ABD’nin demokrasi yaklaşımı halihazırda üç temayı gündeme getiriyor:
Birincisi, zorbalığa karşı savunmadır. Bu, sağlam bir söz olmakla birlikte gevşek bir yapıya da sahiptir. Nitekim zorbalığın tanımı, dünya halklarının yabancı komplolara maruz kaldıklarında anladıkları anlamdan ve yapıdan farklıdır. Onların bu durumda “nefsi müdafaa” olarak gördüğü şey, bazı Amerikan liderlerinin gözünde zorbalığa dönüşmektedir.
İkincisi, yolsuzlukla mücadeledir. Bu tartışılmaz bir konudur ve ülkedeki ‘beşinci yasa koyucu’ rolünü oynayan lobiciler tarafından temsil edilmektedir.
Üçüncüsü ise insan haklarına saygıdır. Bu, tüm dünyada hayalini kurduğumuz ahlaki ve vicdani bir yönelimdir. Ancak ABD’de son yıllarda yaşananlar, onun bu konu hakkındaki sözlerini bir tür sahte paranın teşvikine dönüştürüyor.

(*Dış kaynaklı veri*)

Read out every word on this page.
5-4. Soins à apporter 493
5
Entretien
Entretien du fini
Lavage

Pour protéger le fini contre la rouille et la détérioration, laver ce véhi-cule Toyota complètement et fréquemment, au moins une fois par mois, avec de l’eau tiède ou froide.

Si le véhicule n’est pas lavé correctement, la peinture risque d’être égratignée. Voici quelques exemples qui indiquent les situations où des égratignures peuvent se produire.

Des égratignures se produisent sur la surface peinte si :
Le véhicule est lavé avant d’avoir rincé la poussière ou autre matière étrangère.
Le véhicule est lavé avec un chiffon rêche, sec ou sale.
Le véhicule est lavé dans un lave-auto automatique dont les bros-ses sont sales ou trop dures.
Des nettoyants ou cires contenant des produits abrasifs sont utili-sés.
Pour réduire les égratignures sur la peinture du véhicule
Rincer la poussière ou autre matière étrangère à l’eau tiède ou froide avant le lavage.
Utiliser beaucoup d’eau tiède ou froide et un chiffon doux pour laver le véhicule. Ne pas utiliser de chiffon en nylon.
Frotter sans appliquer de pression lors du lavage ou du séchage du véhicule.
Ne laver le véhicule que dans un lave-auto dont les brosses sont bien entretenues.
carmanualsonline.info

Başkan Biden'ın çağrısı, kulağa bir tür ‘demokrasinin özelleştirilmesi ve bir Amerikan markası olarak pazarlanması’ gibi geliyor. Bu, çok sayıda Amerikalı araştırmacı tarafından reddediliyor. Boston Üniversitesi Küresel Politika Merkezi'nde araştırmacı olan Jake Werner, bu isimlerden biridir. Werner, Foreign Affairs Dergisi’nin temmuz sayısında, Washington'un dünya çapındaki demokratik savaşının, yoksul ülkeleri içermediği sürece başarısızlığa nasıl mahkûm olacağına dair ilerici bir vizyon sundu. Peki, Werner haklı mı?

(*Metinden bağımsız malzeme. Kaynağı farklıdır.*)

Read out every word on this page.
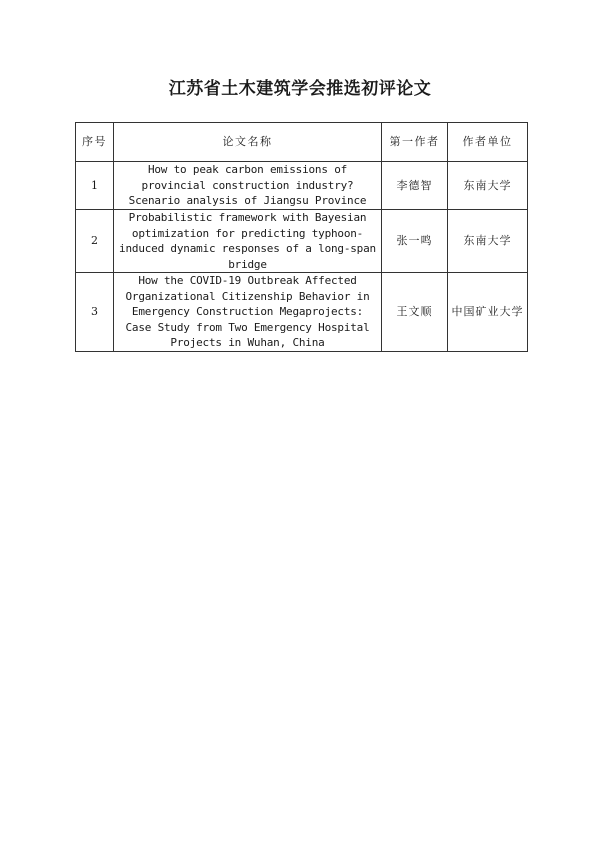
江苏省土木建筑学会推选初评论文
序号	论文名称	第一作者	作者单位
1	How to peak carbon emissions of provincial construction industry? Scenario analysis of Jiangsu Province	李德智	东南大学
2	Probabilistic framework with Bayesian optimization for predicting typhoon-induced dynamic responses of a long-span bridge	张一鸣	东南大学
3	How the COVID-19 Outbreak Affected Organizational Citizenship Behavior in Emergency Construction Megaprojects: Case Study from Two Emergency Hospital Projects in Wuhan, China	王文顺	中国矿业大学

Dünya Bankası'ndan gelen son veriler, oy oranlarının tüm dünyada, hatta İngiltere ve ABD’de düştüğünü gösteriyor. Fukuyama'nın ‘kimlik şüphecileri’ olarak adlandırdığı kişiler demokratik sürecin kalbi olan oylamayı umursamıyorlar. Biden'in konferansı, Trump'ın ‘Önce Amerika’ ve ‘Amerika dünyanın efendisidir’ vizyonundan pek farklı değil. ABD’li meşhur siyaset teorisyeni Richard Haass'ın, ‘Washington'un dış politikasını kuşatan hatalı bir konsensüs’ olarak belirttiği husus budur.